Why the Skunk?

The squadron motto, “Spray and Pray,” refers to a technique used by machine gunners whereby they fire their automatic weapons at the enemy in long, sweeping bursts, without lining up each shot or group of shots, yet hoping to achieve accurate results. 

On the Spray and Pray Squadron’s first mission to go down in enemy territory, the B-25’s pilot, Captain Thomas S. Simpson, manned the top turret guns as enemy soldiers advanced from both north and south.  He described his instinctive reaction:  “I cut down every one of them. I didn't fire in bursts.

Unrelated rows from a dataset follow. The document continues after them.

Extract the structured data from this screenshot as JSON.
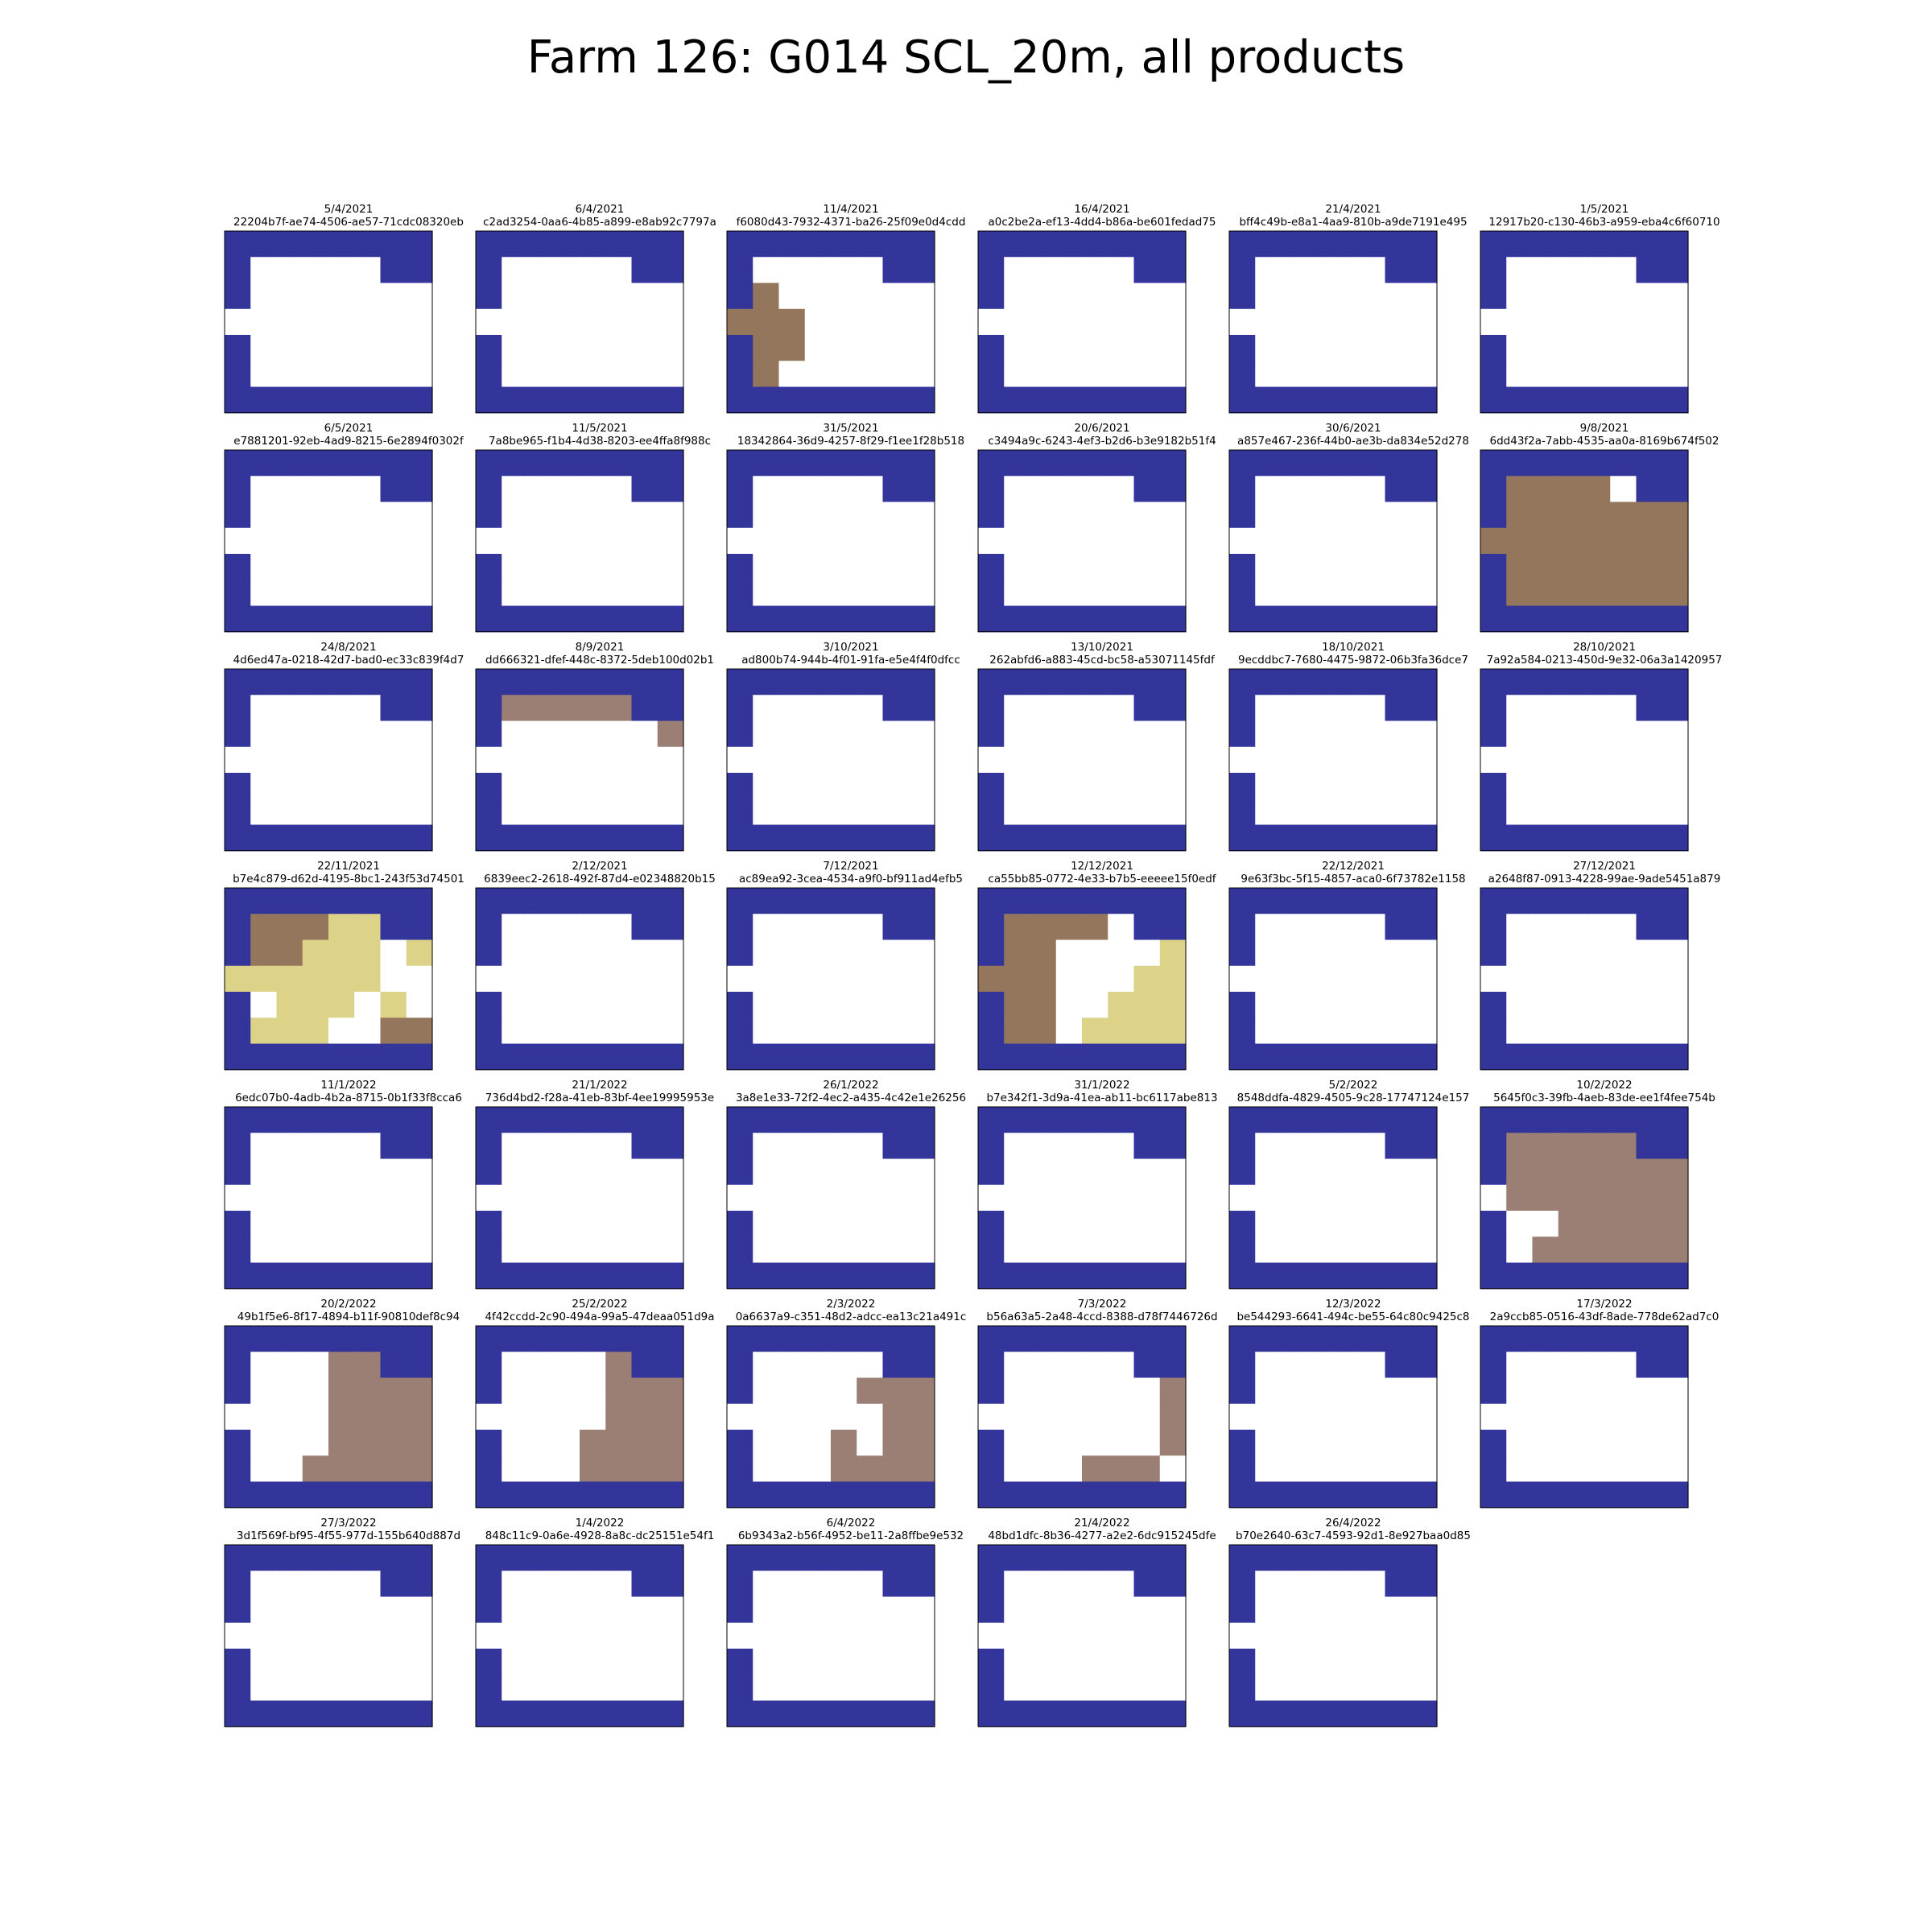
{
  "title": "Farm 126: G014 SCL_20m, all products",
  "chart_data": {
    "type": "heatmap",
    "grid": "off",
    "rows": 7,
    "cols": 8,
    "colors": {
      "N": "#34359a",
      "W": "#ffffff",
      "B": "#94765c",
      "G": "#9b7f75",
      "Y": "#dcd389"
    },
    "panels": [
      {
        "date": "5/4/2021",
        "id": "22204b7f-ae74-4506-ae57-71cdc08320eb",
        "grid": [
          "NNNNNNNN",
          "NWWWWWNN",
          "NWWWWWWW",
          "WWWWWWWW",
          "NWWWWWWW",
          "NWWWWWWW",
          "NNNNNNNN"
        ]
      },
      {
        "date": "6/4/2021",
        "id": "c2ad3254-0aa6-4b85-a899-e8ab92c7797a",
        "grid": [
          "NNNNNNNN",
          "NWWWWWNN",
          "NWWWWWWW",
          "WWWWWWWW",
          "NWWWWWWW",
          "NWWWWWWW",
          "NNNNNNNN"
        ]
      },
      {
        "date": "11/4/2021",
        "id": "f6080d43-7932-4371-ba26-25f09e0d4cdd",
        "grid": [
          "NNNNNNNN",
          "NWWWWWNN",
          "NBWWWWWW",
          "BBBWWWWW",
          "NBBWWWWW",
          "NBWWWWWW",
          "NNNNNNNN"
        ]
      },
      {
        "date": "16/4/2021",
        "id": "a0c2be2a-ef13-4dd4-b86a-be601fedad75",
        "grid": [
          "NNNNNNNN",
          "NWWWWWNN",
          "NWWWWWWW",
          "WWWWWWWW",
          "NWWWWWWW",
          "NWWWWWWW",
          "NNNNNNNN"
        ]
      },
      {
        "date": "21/4/2021",
        "id": "bff4c49b-e8a1-4aa9-810b-a9de7191e495",
        "grid": [
          "NNNNNNNN",
          "NWWWWWNN",
          "NWWWWWWW",
          "WWWWWWWW",
          "NWWWWWWW",
          "NWWWWWWW",
          "NNNNNNNN"
        ]
      },
      {
        "date": "1/5/2021",
        "id": "12917b20-c130-46b3-a959-eba4c6f60710",
        "grid": [
          "NNNNNNNN",
          "NWWWWWNN",
          "NWWWWWWW",
          "WWWWWWWW",
          "NWWWWWWW",
          "NWWWWWWW",
          "NNNNNNNN"
        ]
      },
      {
        "date": "6/5/2021",
        "id": "e7881201-92eb-4ad9-8215-6e2894f0302f",
        "grid": [
          "NNNNNNNN",
          "NWWWWWNN",
          "NWWWWWWW",
          "WWWWWWWW",
          "NWWWWWWW",
          "NWWWWWWW",
          "NNNNNNNN"
        ]
      },
      {
        "date": "11/5/2021",
        "id": "7a8be965-f1b4-4d38-8203-ee4ffa8f988c",
        "grid": [
          "NNNNNNNN",
          "NWWWWWNN",
          "NWWWWWWW",
          "WWWWWWWW",
          "NWWWWWWW",
          "NWWWWWWW",
          "NNNNNNNN"
        ]
      },
      {
        "date": "31/5/2021",
        "id": "18342864-36d9-4257-8f29-f1ee1f28b518",
        "grid": [
          "NNNNNNNN",
          "NWWWWWNN",
          "NWWWWWWW",
          "WWWWWWWW",
          "NWWWWWWW",
          "NWWWWWWW",
          "NNNNNNNN"
        ]
      },
      {
        "date": "20/6/2021",
        "id": "c3494a9c-6243-4ef3-b2d6-b3e9182b51f4",
        "grid": [
          "NNNNNNNN",
          "NWWWWWNN",
          "NWWWWWWW",
          "WWWWWWWW",
          "NWWWWWWW",
          "NWWWWWWW",
          "NNNNNNNN"
        ]
      },
      {
        "date": "30/6/2021",
        "id": "a857e467-236f-44b0-ae3b-da834e52d278",
        "grid": [
          "NNNNNNNN",
          "NWWWWWNN",
          "NWWWWWWW",
          "WWWWWWWW",
          "NWWWWWWW",
          "NWWWWWWW",
          "NNNNNNNN"
        ]
      },
      {
        "date": "9/8/2021",
        "id": "6dd43f2a-7abb-4535-aa0a-8169b674f502",
        "grid": [
          "NNNNNNNN",
          "NBBBBWNN",
          "NBBBBBBB",
          "BBBBBBBB",
          "NBBBBBBB",
          "NBBBBBBB",
          "NNNNNNNN"
        ]
      },
      {
        "date": "24/8/2021",
        "id": "4d6ed47a-0218-42d7-bad0-ec33c839f4d7",
        "grid": [
          "NNNNNNNN",
          "NWWWWWNN",
          "NWWWWWWW",
          "WWWWWWWW",
          "NWWWWWWW",
          "NWWWWWWW",
          "NNNNNNNN"
        ]
      },
      {
        "date": "8/9/2021",
        "id": "dd666321-dfef-448c-8372-5deb100d02b1",
        "grid": [
          "NNNNNNNN",
          "NGGGGGNN",
          "NWWWWWWG",
          "WWWWWWWW",
          "NWWWWWWW",
          "NWWWWWWW",
          "NNNNNNNN"
        ]
      },
      {
        "date": "3/10/2021",
        "id": "ad800b74-944b-4f01-91fa-e5e4f4f0dfcc",
        "grid": [
          "NNNNNNNN",
          "NWWWWWNN",
          "NWWWWWWW",
          "WWWWWWWW",
          "NWWWWWWW",
          "NWWWWWWW",
          "NNNNNNNN"
        ]
      },
      {
        "date": "13/10/2021",
        "id": "262abfd6-a883-45cd-bc58-a53071145fdf",
        "grid": [
          "NNNNNNNN",
          "NWWWWWNN",
          "NWWWWWWW",
          "WWWWWWWW",
          "NWWWWWWW",
          "NWWWWWWW",
          "NNNNNNNN"
        ]
      },
      {
        "date": "18/10/2021",
        "id": "9ecddbc7-7680-4475-9872-06b3fa36dce7",
        "grid": [
          "NNNNNNNN",
          "NWWWWWNN",
          "NWWWWWWW",
          "WWWWWWWW",
          "NWWWWWWW",
          "NWWWWWWW",
          "NNNNNNNN"
        ]
      },
      {
        "date": "28/10/2021",
        "id": "7a92a584-0213-450d-9e32-06a3a1420957",
        "grid": [
          "NNNNNNNN",
          "NWWWWWNN",
          "NWWWWWWW",
          "WWWWWWWW",
          "NWWWWWWW",
          "NWWWWWWW",
          "NNNNNNNN"
        ]
      },
      {
        "date": "22/11/2021",
        "id": "b7e4c879-d62d-4195-8bc1-243f53d74501",
        "grid": [
          "NNNNNNNN",
          "NBBBYYNN",
          "NBBYYYWY",
          "YYYYYYWW",
          "NWYYYWYW",
          "NYYYWWBB",
          "NNNNNNNN"
        ]
      },
      {
        "date": "2/12/2021",
        "id": "6839eec2-2618-492f-87d4-e02348820b15",
        "grid": [
          "NNNNNNNN",
          "NWWWWWNN",
          "NWWWWWWW",
          "WWWWWWWW",
          "NWWWWWWW",
          "NWWWWWWW",
          "NNNNNNNN"
        ]
      },
      {
        "date": "7/12/2021",
        "id": "ac89ea92-3cea-4534-a9f0-bf911ad4efb5",
        "grid": [
          "NNNNNNNN",
          "NWWWWWNN",
          "NWWWWWWW",
          "WWWWWWWW",
          "NWWWWWWW",
          "NWWWWWWW",
          "NNNNNNNN"
        ]
      },
      {
        "date": "12/12/2021",
        "id": "ca55bb85-0772-4e33-b7b5-eeeee15f0edf",
        "grid": [
          "NNNNNNNN",
          "NBBBBWNN",
          "NBBWWWWY",
          "BBBWWWYY",
          "NBBWWYYY",
          "NBBWYYYY",
          "NNNNNNNN"
        ]
      },
      {
        "date": "22/12/2021",
        "id": "9e63f3bc-5f15-4857-aca0-6f73782e1158",
        "grid": [
          "NNNNNNNN",
          "NWWWWWNN",
          "NWWWWWWW",
          "WWWWWWWW",
          "NWWWWWWW",
          "NWWWWWWW",
          "NNNNNNNN"
        ]
      },
      {
        "date": "27/12/2021",
        "id": "a2648f87-0913-4228-99ae-9ade5451a879",
        "grid": [
          "NNNNNNNN",
          "NWWWWWNN",
          "NWWWWWWW",
          "WWWWWWWW",
          "NWWWWWWW",
          "NWWWWWWW",
          "NNNNNNNN"
        ]
      },
      {
        "date": "11/1/2022",
        "id": "6edc07b0-4adb-4b2a-8715-0b1f33f8cca6",
        "grid": [
          "NNNNNNNN",
          "NWWWWWNN",
          "NWWWWWWW",
          "WWWWWWWW",
          "NWWWWWWW",
          "NWWWWWWW",
          "NNNNNNNN"
        ]
      },
      {
        "date": "21/1/2022",
        "id": "736d4bd2-f28a-41eb-83bf-4ee19995953e",
        "grid": [
          "NNNNNNNN",
          "NWWWWWNN",
          "NWWWWWWW",
          "WWWWWWWW",
          "NWWWWWWW",
          "NWWWWWWW",
          "NNNNNNNN"
        ]
      },
      {
        "date": "26/1/2022",
        "id": "3a8e1e33-72f2-4ec2-a435-4c42e1e26256",
        "grid": [
          "NNNNNNNN",
          "NWWWWWNN",
          "NWWWWWWW",
          "WWWWWWWW",
          "NWWWWWWW",
          "NWWWWWWW",
          "NNNNNNNN"
        ]
      },
      {
        "date": "31/1/2022",
        "id": "b7e342f1-3d9a-41ea-ab11-bc6117abe813",
        "grid": [
          "NNNNNNNN",
          "NWWWWWNN",
          "NWWWWWWW",
          "WWWWWWWW",
          "NWWWWWWW",
          "NWWWWWWW",
          "NNNNNNNN"
        ]
      },
      {
        "date": "5/2/2022",
        "id": "8548ddfa-4829-4505-9c28-17747124e157",
        "grid": [
          "NNNNNNNN",
          "NWWWWWNN",
          "NWWWWWWW",
          "WWWWWWWW",
          "NWWWWWWW",
          "NWWWWWWW",
          "NNNNNNNN"
        ]
      },
      {
        "date": "10/2/2022",
        "id": "5645f0c3-39fb-4aeb-83de-ee1f4fee754b",
        "grid": [
          "NNNNNNNN",
          "NGGGGGNN",
          "NGGGGGGG",
          "WGGGGGGG",
          "NWWGGGGG",
          "NWGGGGGG",
          "NNNNNNNN"
        ]
      },
      {
        "date": "20/2/2022",
        "id": "49b1f5e6-8f17-4894-b11f-90810def8c94",
        "grid": [
          "NNNNNNNN",
          "NWWWGGNN",
          "NWWWGGGG",
          "WWWWGGGG",
          "NWWWGGGG",
          "NWWGGGGG",
          "NNNNNNNN"
        ]
      },
      {
        "date": "25/2/2022",
        "id": "4f42ccdd-2c90-494a-99a5-47deaa051d9a",
        "grid": [
          "NNNNNNNN",
          "NWWWWGNN",
          "NWWWWGGG",
          "WWWWWGGG",
          "NWWWGGGG",
          "NWWWGGGG",
          "NNNNNNNN"
        ]
      },
      {
        "date": "2/3/2022",
        "id": "0a6637a9-c351-48d2-adcc-ea13c21a491c",
        "grid": [
          "NNNNNNNN",
          "NWWWWWNN",
          "NWWWWGGG",
          "WWWWWWGG",
          "NWWWGWGG",
          "NWWWGGGG",
          "NNNNNNNN"
        ]
      },
      {
        "date": "7/3/2022",
        "id": "b56a63a5-2a48-4ccd-8388-d78f7446726d",
        "grid": [
          "NNNNNNNN",
          "NWWWWWNN",
          "NWWWWWWG",
          "WWWWWWWG",
          "NWWWWWWG",
          "NWWWGGGW",
          "NNNNNNNN"
        ]
      },
      {
        "date": "12/3/2022",
        "id": "be544293-6641-494c-be55-64c80c9425c8",
        "grid": [
          "NNNNNNNN",
          "NWWWWWNN",
          "NWWWWWWW",
          "WWWWWWWW",
          "NWWWWWWW",
          "NWWWWWWW",
          "NNNNNNNN"
        ]
      },
      {
        "date": "17/3/2022",
        "id": "2a9ccb85-0516-43df-8ade-778de62ad7c0",
        "grid": [
          "NNNNNNNN",
          "NWWWWWNN",
          "NWWWWWWW",
          "WWWWWWWW",
          "NWWWWWWW",
          "NWWWWWWW",
          "NNNNNNNN"
        ]
      },
      {
        "date": "27/3/2022",
        "id": "3d1f569f-bf95-4f55-977d-155b640d887d",
        "grid": [
          "NNNNNNNN",
          "NWWWWWNN",
          "NWWWWWWW",
          "WWWWWWWW",
          "NWWWWWWW",
          "NWWWWWWW",
          "NNNNNNNN"
        ]
      },
      {
        "date": "1/4/2022",
        "id": "848c11c9-0a6e-4928-8a8c-dc25151e54f1",
        "grid": [
          "NNNNNNNN",
          "NWWWWWNN",
          "NWWWWWWW",
          "WWWWWWWW",
          "NWWWWWWW",
          "NWWWWWWW",
          "NNNNNNNN"
        ]
      },
      {
        "date": "6/4/2022",
        "id": "6b9343a2-b56f-4952-be11-2a8ffbe9e532",
        "grid": [
          "NNNNNNNN",
          "NWWWWWNN",
          "NWWWWWWW",
          "WWWWWWWW",
          "NWWWWWWW",
          "NWWWWWWW",
          "NNNNNNNN"
        ]
      },
      {
        "date": "21/4/2022",
        "id": "48bd1dfc-8b36-4277-a2e2-6dc915245dfe",
        "grid": [
          "NNNNNNNN",
          "NWWWWWNN",
          "NWWWWWWW",
          "WWWWWWWW",
          "NWWWWWWW",
          "NWWWWWWW",
          "NNNNNNNN"
        ]
      },
      {
        "date": "26/4/2022",
        "id": "b70e2640-63c7-4593-92d1-8e927baa0d85",
        "grid": [
          "NNNNNNNN",
          "NWWWWWNN",
          "NWWWWWWW",
          "WWWWWWWW",
          "NWWWWWWW",
          "NWWWWWWW",
          "NNNNNNNN"
        ]
      }
    ]
  }
}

I just poured it on―like with a garden hose. . . . I must have shot about 600 rounds.”  His courageous actions provided a dramatic demonstration of “spray and pray.”

Appearing on a leather patch sewn on their flight jackets and painted on the noses of their B-25 bombers, the North American skunk was chosen as their mascot by American members of the 3rd Bomb Squadron because of its natural defense mechanism: spraying anything that poses a potential threat with a noxious, sulfurous secretion from a scent gland beneath its tail. This small but fearless animal has few natural enemies because of its unexpectedly revolting counterattack against predators.

In the squadron insignia, the skunk wears a self-protective peg-type clothespin on its nose, while its tail is raised in the “armed” position. Above its back is the target: a burnt orange “rising sun” that symbolizes imperial Japan. This distinctive design was created by the squadron supply officer, Captain John C. Hinrichs Jr.

The skunk in the squadron insignia warned the enemy that approaching too near would lead to dire consequences!